A managing partner at EY in Aberdeen said in order to “radically” improve the cost base in the UKCS there would need to be a behaviour change within the oil and gas industry.
Speaking after the Energy 2050 – Securing Our Future event, Derek Leith said he had been surprised by findings from Energy Voice’s research which showed a ‘negative’ view of the Oil and Gas Auhtority (OGA).
Leith was joined by a panel including Sir Ian Wood, Andrew Reid, chief executive of Douglas-Westwood, Rebecca Wain, a 24-year-old graduate geologist and Michael Engell-Jensen, co-chairman of
Offshore Europe at the event at the Tivoli in Aberdeen.
More than 300 people attended the summit organised by Energy Voice ahead of Offshore Europe.
In the Energy Voice survey, a large majority of sector leaders said they did not expect the body to have a significant effect.
But Leith echoed the sentiments made by Sir Ian Wood and said it would have a “significant impact”.
He said: “I think Sir Ian is rightly proud of the fact [the OGA] was one of the main recommendations of his report and it’s been followed through.

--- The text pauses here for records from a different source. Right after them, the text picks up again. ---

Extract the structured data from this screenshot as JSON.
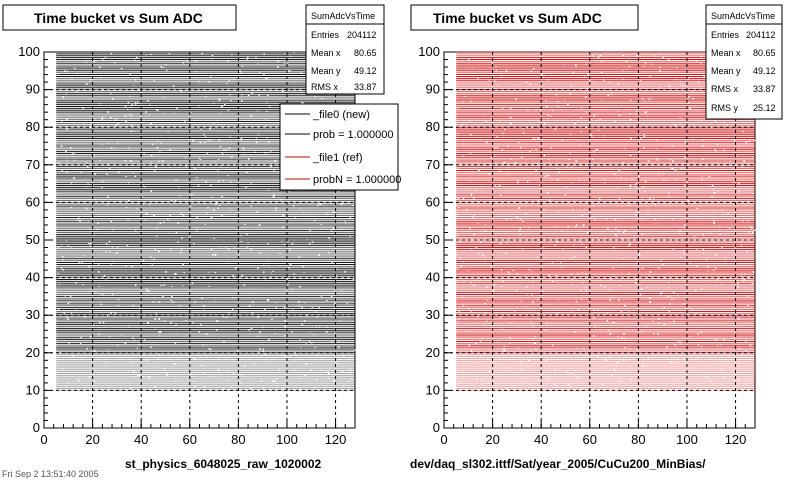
{
  "colors": {
    "ref": "#cc0000",
    "new": "#000000"
  },
  "corner_stamp": "Fri Sep 2 13:51:40 2005",
  "chart_data": [
    {
      "type": "scatter",
      "title": "Time bucket vs Sum ADC",
      "xlabel": "st_physics_6048025_raw_1020002",
      "ylabel": "",
      "xlim": [
        0,
        128
      ],
      "ylim": [
        0,
        100
      ],
      "xticks": [
        0,
        20,
        40,
        60,
        80,
        100,
        120
      ],
      "yticks": [
        0,
        10,
        20,
        30,
        40,
        50,
        60,
        70,
        80,
        90,
        100
      ],
      "grid": true,
      "color": "#000000",
      "stats": {
        "name": "SumAdcVsTime",
        "rows": [
          {
            "label": "Entries",
            "value": "204112"
          },
          {
            "label": "Mean x",
            "value": "80.65"
          },
          {
            "label": "Mean y",
            "value": "49.12"
          },
          {
            "label": "RMS x",
            "value": "33.87"
          }
        ]
      },
      "legend": {
        "entries": [
          "_file0 (new)",
          "prob = 1.000000",
          "_file1 (ref)",
          "probN = 1.000000"
        ],
        "colors": [
          "#000000",
          "#000000",
          "#cc0000",
          "#cc0000"
        ]
      },
      "data_summary": {
        "x_range": [
          5,
          128
        ],
        "y_range": [
          10,
          100
        ],
        "pattern": "horizontal bands dense across x, sparser near bottom"
      }
    },
    {
      "type": "scatter",
      "title": "Time bucket vs Sum ADC",
      "xlabel": "dev/daq_sl302.ittf/Sat/year_2005/CuCu200_MinBias/",
      "ylabel": "",
      "xlim": [
        0,
        128
      ],
      "ylim": [
        0,
        100
      ],
      "xticks": [
        0,
        20,
        40,
        60,
        80,
        100,
        120
      ],
      "yticks": [
        0,
        10,
        20,
        30,
        40,
        50,
        60,
        70,
        80,
        90,
        100
      ],
      "grid": true,
      "color": "#cc0000",
      "stats": {
        "name": "SumAdcVsTime",
        "rows": [
          {
            "label": "Entries",
            "value": "204112"
          },
          {
            "label": "Mean x",
            "value": "80.65"
          },
          {
            "label": "Mean y",
            "value": "49.12"
          },
          {
            "label": "RMS x",
            "value": "33.87"
          },
          {
            "label": "RMS y",
            "value": "25.12"
          }
        ]
      },
      "data_summary": {
        "x_range": [
          5,
          128
        ],
        "y_range": [
          10,
          100
        ],
        "pattern": "horizontal bands dense across x, sparser near bottom"
      }
    }
  ]
}
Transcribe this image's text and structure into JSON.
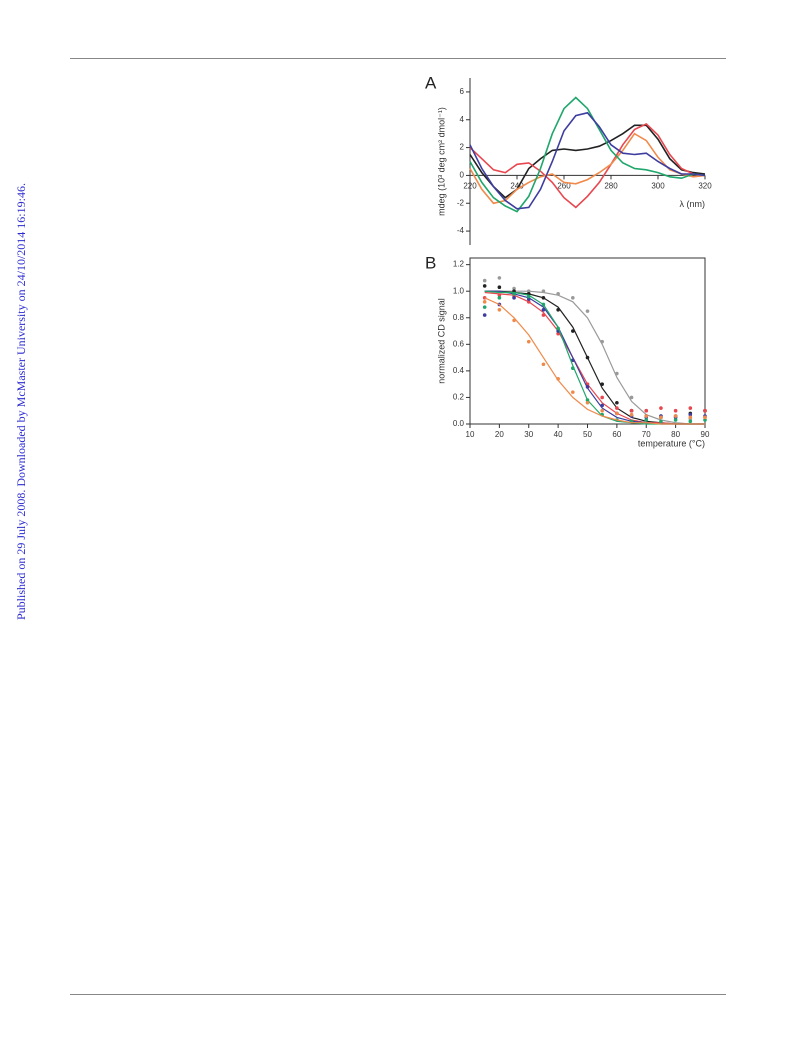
{
  "sidebar": "Published on 29 July 2008. Downloaded by McMaster University on 24/10/2014 16:19:46.",
  "chart_data": [
    {
      "type": "line",
      "panel": "A",
      "y_label": "mdeg (10³ deg cm² dmol⁻¹)",
      "x_label": "λ (nm)",
      "x": [
        220,
        225,
        230,
        235,
        240,
        245,
        250,
        255,
        260,
        265,
        270,
        275,
        280,
        285,
        290,
        295,
        300,
        305,
        310,
        315,
        320
      ],
      "xlim": [
        220,
        320
      ],
      "xticks": [
        220,
        240,
        260,
        280,
        300,
        320
      ],
      "ylim": [
        -5,
        7
      ],
      "yticks": [
        -4,
        -2,
        0,
        2,
        4,
        6
      ],
      "series": [
        {
          "color": "#222222",
          "values": [
            1.5,
            0.2,
            -0.8,
            -1.6,
            -1.0,
            0.5,
            1.2,
            1.8,
            1.9,
            1.8,
            1.9,
            2.1,
            2.5,
            3.0,
            3.6,
            3.6,
            2.6,
            1.2,
            0.4,
            0.2,
            0.1
          ]
        },
        {
          "color": "#e8474f",
          "values": [
            2.0,
            1.2,
            0.4,
            0.2,
            0.8,
            0.9,
            0.3,
            -0.5,
            -1.6,
            -2.3,
            -1.5,
            -0.5,
            0.8,
            2.2,
            3.3,
            3.7,
            2.9,
            1.5,
            0.5,
            0.1,
            0.0
          ]
        },
        {
          "color": "#f08a4b",
          "values": [
            0.5,
            -1.0,
            -2.0,
            -1.8,
            -1.0,
            -0.5,
            -0.1,
            0.1,
            -0.5,
            -0.6,
            -0.3,
            0.2,
            0.8,
            1.8,
            3.0,
            2.5,
            1.3,
            0.4,
            0.1,
            -0.1,
            0.0
          ]
        },
        {
          "color": "#1fa66b",
          "values": [
            1.0,
            -0.5,
            -1.6,
            -2.2,
            -2.6,
            -1.5,
            0.5,
            3.0,
            4.8,
            5.6,
            4.8,
            3.3,
            1.8,
            0.9,
            0.5,
            0.4,
            0.2,
            -0.1,
            -0.2,
            0.1,
            0.0
          ]
        },
        {
          "color": "#3d3da0",
          "values": [
            2.2,
            0.5,
            -0.8,
            -1.8,
            -2.4,
            -2.3,
            -1.0,
            1.0,
            3.2,
            4.3,
            4.5,
            3.5,
            2.2,
            1.6,
            1.5,
            1.6,
            1.0,
            0.5,
            0.1,
            0.1,
            0.0
          ]
        }
      ]
    },
    {
      "type": "scatter",
      "panel": "B",
      "y_label": "normalized CD signal",
      "x_label": "temperature (°C)",
      "x": [
        15,
        20,
        25,
        30,
        35,
        40,
        45,
        50,
        55,
        60,
        65,
        70,
        75,
        80,
        85,
        90
      ],
      "xlim": [
        10,
        90
      ],
      "xticks": [
        10,
        20,
        30,
        40,
        50,
        60,
        70,
        80,
        90
      ],
      "ylim": [
        0,
        1.25
      ],
      "yticks": [
        {
          "value": 0,
          "label": "0.0"
        },
        0.2,
        0.4,
        0.6,
        0.8,
        {
          "value": 1,
          "label": "1.0"
        },
        1.2
      ],
      "series": [
        {
          "color": "#9a9a9a",
          "values": [
            1.08,
            1.1,
            1.02,
            1.0,
            1.0,
            0.98,
            0.95,
            0.85,
            0.62,
            0.38,
            0.2,
            0.1,
            0.06,
            0.05,
            0.04,
            0.05
          ],
          "fit": [
            1.0,
            1.0,
            1.0,
            1.0,
            0.99,
            0.97,
            0.92,
            0.8,
            0.6,
            0.35,
            0.17,
            0.07,
            0.03,
            0.01,
            0.0,
            0.0
          ]
        },
        {
          "color": "#222222",
          "values": [
            1.04,
            1.03,
            1.0,
            0.98,
            0.95,
            0.86,
            0.7,
            0.5,
            0.3,
            0.16,
            0.1,
            0.06,
            0.05,
            0.06,
            0.08,
            0.1
          ],
          "fit": [
            1.0,
            1.0,
            0.99,
            0.98,
            0.95,
            0.88,
            0.73,
            0.5,
            0.27,
            0.12,
            0.05,
            0.02,
            0.01,
            0,
            0,
            0
          ]
        },
        {
          "color": "#e8474f",
          "values": [
            0.95,
            0.97,
            0.96,
            0.92,
            0.82,
            0.68,
            0.48,
            0.3,
            0.2,
            0.12,
            0.1,
            0.1,
            0.12,
            0.1,
            0.12,
            0.1
          ],
          "fit": [
            0.99,
            0.98,
            0.97,
            0.92,
            0.84,
            0.7,
            0.5,
            0.3,
            0.16,
            0.08,
            0.03,
            0.01,
            0.01,
            0,
            0,
            0
          ]
        },
        {
          "color": "#3d3da0",
          "values": [
            0.82,
            0.9,
            0.95,
            0.94,
            0.86,
            0.7,
            0.48,
            0.28,
            0.14,
            0.08,
            0.06,
            0.05,
            0.06,
            0.05,
            0.07,
            0.06
          ],
          "fit": [
            1.0,
            1.0,
            0.98,
            0.95,
            0.88,
            0.73,
            0.5,
            0.27,
            0.12,
            0.05,
            0.02,
            0.01,
            0,
            0,
            0,
            0
          ]
        },
        {
          "color": "#1fa66b",
          "values": [
            0.88,
            0.95,
            0.98,
            0.96,
            0.9,
            0.72,
            0.42,
            0.18,
            0.07,
            0.03,
            0.02,
            0.03,
            0.02,
            0.03,
            0.02,
            0.03
          ],
          "fit": [
            1.0,
            0.99,
            0.99,
            0.97,
            0.9,
            0.73,
            0.44,
            0.18,
            0.06,
            0.02,
            0.01,
            0,
            0,
            0,
            0,
            0
          ]
        },
        {
          "color": "#f08a4b",
          "values": [
            0.92,
            0.86,
            0.78,
            0.62,
            0.45,
            0.34,
            0.24,
            0.16,
            0.1,
            0.08,
            0.07,
            0.06,
            0.05,
            0.06,
            0.05,
            0.05
          ],
          "fit": [
            0.95,
            0.9,
            0.8,
            0.67,
            0.5,
            0.33,
            0.2,
            0.11,
            0.06,
            0.03,
            0.01,
            0.01,
            0,
            0,
            0,
            0
          ]
        }
      ]
    }
  ]
}
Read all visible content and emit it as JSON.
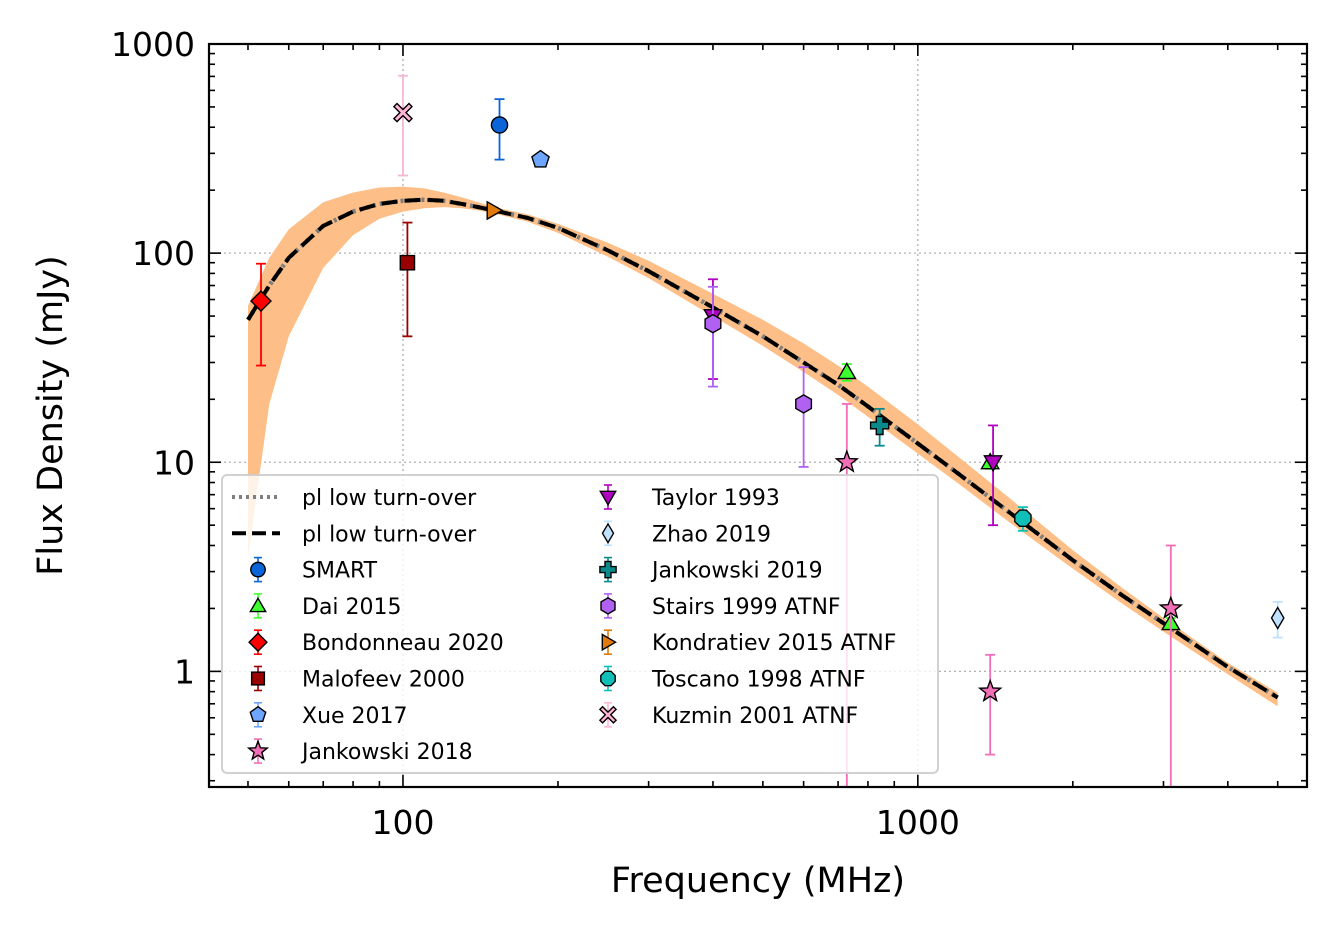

“But he wouldn’t shy away, if we want really to radically change the cost base and be competitive with one another but has a level of collaboration that’s helpful then we need to change behaviours within the industry.
“If you look to someone external to the industry to do that, then yes they can facilitate to some extent but the other thing they can do is use the stick and I don’t think the stick is going to work.
“We need to take full responsibility for the problem and to some extent for the solution.”